After a few centuries of debate, the Sunni view on this matter settled on a middle position, which valued strong rulers, but also expected them to be just and lawful. In other words, as historian Bernard Lewis notes, “Islamic tradition strongly disapprove[d] of arbitrary rule.” In the Ottoman Empire, the ritualistic expression of this idea was a popular slogan that common people would say to the sultans after Friday prayers: “Don’t be arrogant my sultan, God is greater than thou!”
In the modern age, however, traditional Islamic law, whose functions included constraining arbitrary power, failed to update itself, and was gradually rendered ineffective via “modernization.” As Noah Feldman illustrated brilliantly, this process produced not the liberal democracy of the West, but various secular (and sometimes fiercely secularist) autocrats — such as the Atatürk of Turkey, Reza Shah of Iran, or the Nasser of Egypt.
Islamism, the totalitarian ideology that aspires for an “Islamic state,” was more of a reaction to this modern crisis, rather than a direct continuation of the Islamic tradition. It was also based on an export of the worst ideas of the West. One of the founders of the Islamist ideology, Pakistani thinker Sayyid Abu al-A’la al-Mawdudi, had openly acknowledged that his “Islamic state” would “bear a kind of resemblance to the Fascist and Communist states,” in the way it would dominate the whole society.
Now, here is the key question for today: If Mawdudi and his followers synthesized Islam with totalitarianism, can others synthesize it with liberal democracy?

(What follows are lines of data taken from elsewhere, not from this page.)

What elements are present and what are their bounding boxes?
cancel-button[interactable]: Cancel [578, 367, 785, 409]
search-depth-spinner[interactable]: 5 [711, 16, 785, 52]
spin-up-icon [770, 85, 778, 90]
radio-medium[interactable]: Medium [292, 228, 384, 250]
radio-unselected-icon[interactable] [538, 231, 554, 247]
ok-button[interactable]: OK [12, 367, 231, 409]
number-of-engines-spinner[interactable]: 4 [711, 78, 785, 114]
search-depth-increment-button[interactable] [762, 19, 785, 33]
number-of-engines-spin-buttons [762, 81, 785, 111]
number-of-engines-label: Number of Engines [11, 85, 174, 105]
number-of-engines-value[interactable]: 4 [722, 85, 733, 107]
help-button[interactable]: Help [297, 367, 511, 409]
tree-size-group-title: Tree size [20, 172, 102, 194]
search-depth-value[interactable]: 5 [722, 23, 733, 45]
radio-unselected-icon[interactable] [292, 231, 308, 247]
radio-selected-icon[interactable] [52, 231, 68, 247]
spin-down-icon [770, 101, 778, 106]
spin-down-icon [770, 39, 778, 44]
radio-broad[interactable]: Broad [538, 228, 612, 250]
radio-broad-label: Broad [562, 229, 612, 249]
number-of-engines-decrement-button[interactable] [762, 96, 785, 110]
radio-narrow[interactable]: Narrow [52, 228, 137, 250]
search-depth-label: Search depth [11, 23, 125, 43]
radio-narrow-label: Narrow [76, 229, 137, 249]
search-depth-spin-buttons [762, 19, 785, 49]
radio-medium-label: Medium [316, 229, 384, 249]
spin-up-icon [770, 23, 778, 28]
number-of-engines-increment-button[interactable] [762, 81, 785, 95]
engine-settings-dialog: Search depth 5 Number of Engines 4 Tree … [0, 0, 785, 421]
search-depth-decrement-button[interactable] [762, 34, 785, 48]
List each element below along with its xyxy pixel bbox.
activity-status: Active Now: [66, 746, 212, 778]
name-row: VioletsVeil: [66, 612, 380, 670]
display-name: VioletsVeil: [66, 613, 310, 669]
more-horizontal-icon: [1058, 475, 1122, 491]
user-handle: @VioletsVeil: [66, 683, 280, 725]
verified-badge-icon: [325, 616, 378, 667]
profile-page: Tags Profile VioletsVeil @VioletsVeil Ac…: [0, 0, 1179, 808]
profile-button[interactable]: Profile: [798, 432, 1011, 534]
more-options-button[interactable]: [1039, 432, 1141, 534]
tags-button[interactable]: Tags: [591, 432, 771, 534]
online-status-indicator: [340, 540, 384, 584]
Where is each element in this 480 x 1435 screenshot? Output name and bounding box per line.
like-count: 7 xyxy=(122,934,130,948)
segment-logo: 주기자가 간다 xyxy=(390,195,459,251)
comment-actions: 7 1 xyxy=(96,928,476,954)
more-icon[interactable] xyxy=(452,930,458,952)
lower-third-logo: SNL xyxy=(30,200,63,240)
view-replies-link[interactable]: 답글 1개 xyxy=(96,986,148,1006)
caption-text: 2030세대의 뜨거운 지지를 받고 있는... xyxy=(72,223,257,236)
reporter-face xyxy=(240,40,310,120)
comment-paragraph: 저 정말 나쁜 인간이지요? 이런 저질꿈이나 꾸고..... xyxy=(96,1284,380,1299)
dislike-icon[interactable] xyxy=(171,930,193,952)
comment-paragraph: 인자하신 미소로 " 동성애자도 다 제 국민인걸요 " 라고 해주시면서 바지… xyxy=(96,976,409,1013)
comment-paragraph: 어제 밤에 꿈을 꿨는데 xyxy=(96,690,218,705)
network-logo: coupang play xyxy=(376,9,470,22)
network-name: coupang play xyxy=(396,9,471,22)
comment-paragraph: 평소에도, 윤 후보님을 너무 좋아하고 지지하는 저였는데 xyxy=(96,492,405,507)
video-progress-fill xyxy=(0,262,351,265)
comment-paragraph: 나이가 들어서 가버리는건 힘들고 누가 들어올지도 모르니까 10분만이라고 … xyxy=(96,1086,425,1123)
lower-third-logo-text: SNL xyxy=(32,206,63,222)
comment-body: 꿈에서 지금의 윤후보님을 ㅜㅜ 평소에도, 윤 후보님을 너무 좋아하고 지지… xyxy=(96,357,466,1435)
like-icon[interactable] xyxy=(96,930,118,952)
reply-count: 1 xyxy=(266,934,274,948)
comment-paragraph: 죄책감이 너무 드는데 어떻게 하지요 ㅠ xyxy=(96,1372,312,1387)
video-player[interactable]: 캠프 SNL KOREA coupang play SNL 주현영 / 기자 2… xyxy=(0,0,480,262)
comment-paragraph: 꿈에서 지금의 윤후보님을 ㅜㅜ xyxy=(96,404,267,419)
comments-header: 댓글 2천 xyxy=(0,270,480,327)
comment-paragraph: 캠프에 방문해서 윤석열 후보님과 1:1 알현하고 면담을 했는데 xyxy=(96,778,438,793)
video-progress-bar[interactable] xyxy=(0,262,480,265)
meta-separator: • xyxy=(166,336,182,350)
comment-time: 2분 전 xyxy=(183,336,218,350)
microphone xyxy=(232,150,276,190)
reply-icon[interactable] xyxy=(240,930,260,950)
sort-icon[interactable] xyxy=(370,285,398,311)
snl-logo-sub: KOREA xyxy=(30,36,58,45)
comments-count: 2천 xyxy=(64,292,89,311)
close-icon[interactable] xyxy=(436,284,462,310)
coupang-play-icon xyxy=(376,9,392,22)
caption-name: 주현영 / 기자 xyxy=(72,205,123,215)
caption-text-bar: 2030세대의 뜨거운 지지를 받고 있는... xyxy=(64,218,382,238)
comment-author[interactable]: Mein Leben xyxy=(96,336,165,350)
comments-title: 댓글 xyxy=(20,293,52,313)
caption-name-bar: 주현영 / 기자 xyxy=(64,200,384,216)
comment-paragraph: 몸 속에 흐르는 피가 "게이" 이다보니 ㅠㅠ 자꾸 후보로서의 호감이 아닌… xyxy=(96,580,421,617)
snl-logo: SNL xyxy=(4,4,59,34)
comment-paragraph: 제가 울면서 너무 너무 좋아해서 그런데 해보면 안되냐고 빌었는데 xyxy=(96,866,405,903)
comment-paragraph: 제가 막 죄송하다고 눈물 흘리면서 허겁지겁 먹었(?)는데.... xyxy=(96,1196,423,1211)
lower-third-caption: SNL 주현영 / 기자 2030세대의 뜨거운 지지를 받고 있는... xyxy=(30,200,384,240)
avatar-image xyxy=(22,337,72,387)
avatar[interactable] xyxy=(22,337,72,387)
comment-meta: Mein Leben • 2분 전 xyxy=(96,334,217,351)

The answer does not look as grim as some suspect, as I argue in more detail in my new book, Islam without Extremes: A Muslim Case for Liberty. Not only the symbolic combination of “Allah” and “freedom” in the minds of the Arab masses, but also the ongoing discussions within more moderate Islamic parties show positive signs. Turkey’s incumbent Justice and Development Party also seems to play an indirect role, by showing that pious Muslims can well be a part of the democratic game and gain from it. As covered in this very interesting report, at least the outlawed Muslim Brotherhood of Syria seems to have taken important lessons from the Turkish case, and got transformed from a militant and oppressive group to a moderate and relatively liberal one.
To be sure, a probable transformation of the Muslim mind from authoritarianism to liberalism would be a very challenging process, which would face many obstacles. But was the political evolution of Christianity any easier? It certainly took a lot effort to move from the Spanish Inquisition and the “divine right of kings” to the liberating motto of Benjamin Franklin: “Rebellion to tyrants is obedience to God.” Islam, I believe, is just no less capable of going the same distance.